Toda vez que via um sommelier cuspindo o vinho que acabara de provar, meu amigo reclamava: “Que desperdício! Se fosse eu bebia tudo”. Era só um chiste, nunca gostou de vinho, jamais abandonou a dourada cerveja – antes a faixa azul da Antárctica, hoje dando preferência à Original ou Stella Artois.
Não é apenas uma preferência; desde a adolescência derruba garrafas com tal volúpia que os amigos acham que ele gostava mesmo é de ouvir o barulho da tampinha sendo aberta.
Eis que o amigo cervejeiro seguiu a estrela que o destino marcou na testa dele e abriu um botequim. Houve apreensão inicial, justificada – muitos achavam que ele acabaria com o estoque. Mas passou.
Já são dez anos de atividade, um sucesso com freguesia fiel, feliz com o tratamento e liberdade que um bom estabelecimento dá. Ele se mantém fiel à cerveja, continua alternando aquele mal humor típico de dono de bar com a felicidade que extrai do copo, mas a profissão pediu mais.
O fino paladar dos frequentadores exigiu que ele colocasse algumas garrafas de pinga à venda, o que inicialmente foi feito a partir dessas listas que são publicadas aqui e ali, cheias de jurados que fazem cara de entendido.
Nada de aguardente popular, dessas misturadas e que só servem para esquentar as tripas depois de agir pelas entranhas, uma mistura de diabo verde com soda cáustica.
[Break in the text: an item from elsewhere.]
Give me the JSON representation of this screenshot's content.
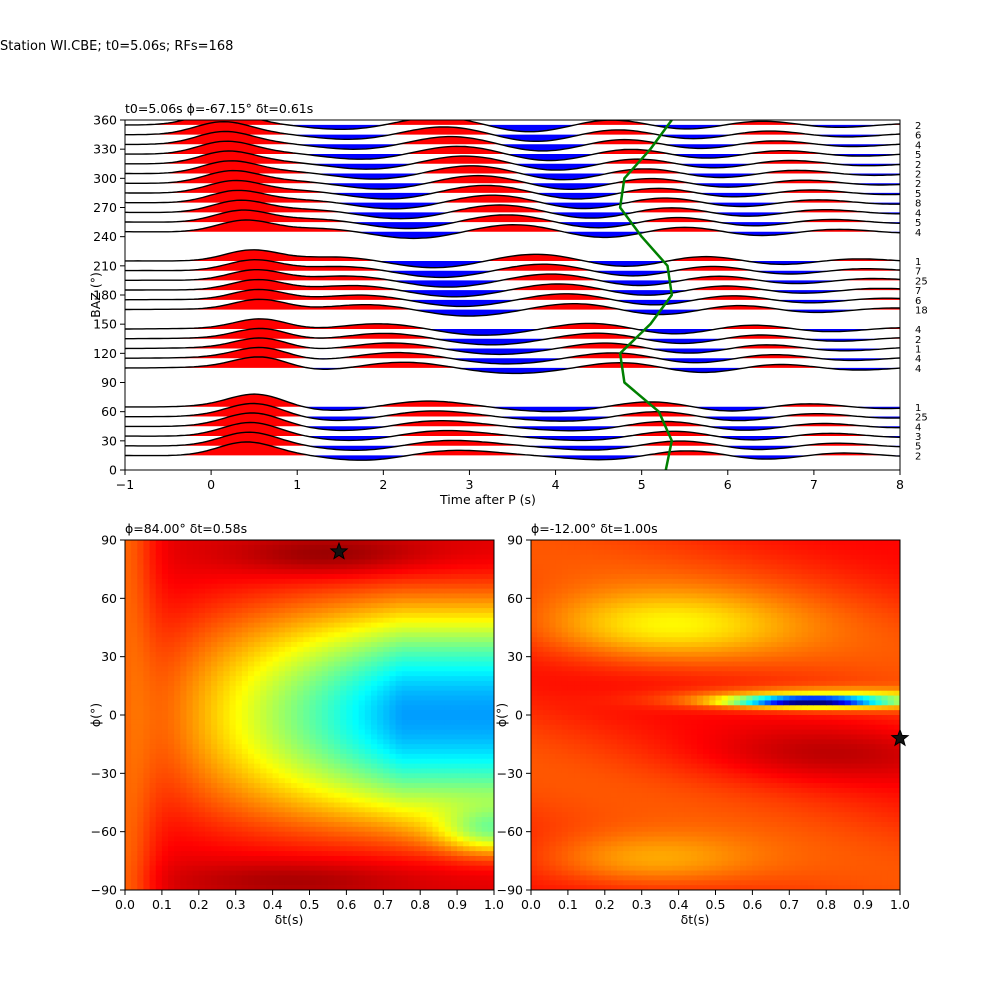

Mesmo que não tivesse nenhum nome a zelar, cuida da freguesia.
De vez em quando provava uma dose, tirava o sabor; começou a comentar, descobrir as diferenças do retrogosto deixado pela madeira dos barris, a qualidade das branquinhas. Virou um conhecedor. Sem abandonar a cervejinha.
Dias atrás, em viagem a Belo Horizonte, aproveitou para renovar o estoque do boteco. As cachaças mineiras têm o dom de enfeitiçar. A mistura do terroir – a relação entre o micro-clima e o solo de determinadas regiões – com a alambicagem no ponto exato oferecem condições ideais.
Há pinga boa em outras regiões do país. Paraíba, interior de São Paulo, Santa Catarina e Goiás, por exemplo. Mas em nenhum lugar há tanta pinga boa quanto em Minas. E o nosso amigo estava atrás de rótulos novos, ainda desconhecidos, até porque não queria pagar as exorbitâncias que cobram quando a cachaça chega à fama.
A simpática vendedora fez as apresentações. Abria uma garrafa, botava uma dose no copinho e oferecia: bebe essa! E mais outra, outra. As que ele gostava mandava logo separar algumas garrafas.
Se esqueceu da lição do sommelier, que bochecha e não bebe o vinho. Ele não só bebia tudo como estalava os beiços em sinal de aprovação. Na quarta dose, ficou bonito; na quinta começou a esbanjar valentia e na oitava estava – além de valente e gostoso – rico. Muito rico.
Foi arrastado à força do local. No dia seguinte, cara inchada, gosto de cabo de guarda-chuva, só tomou fanta uva. As garrafas de cachaças estão no Butiquim do Tuim, na Quituart, mas ele nem olha para elas. São conhecidas como “as que derrubaram o dono”.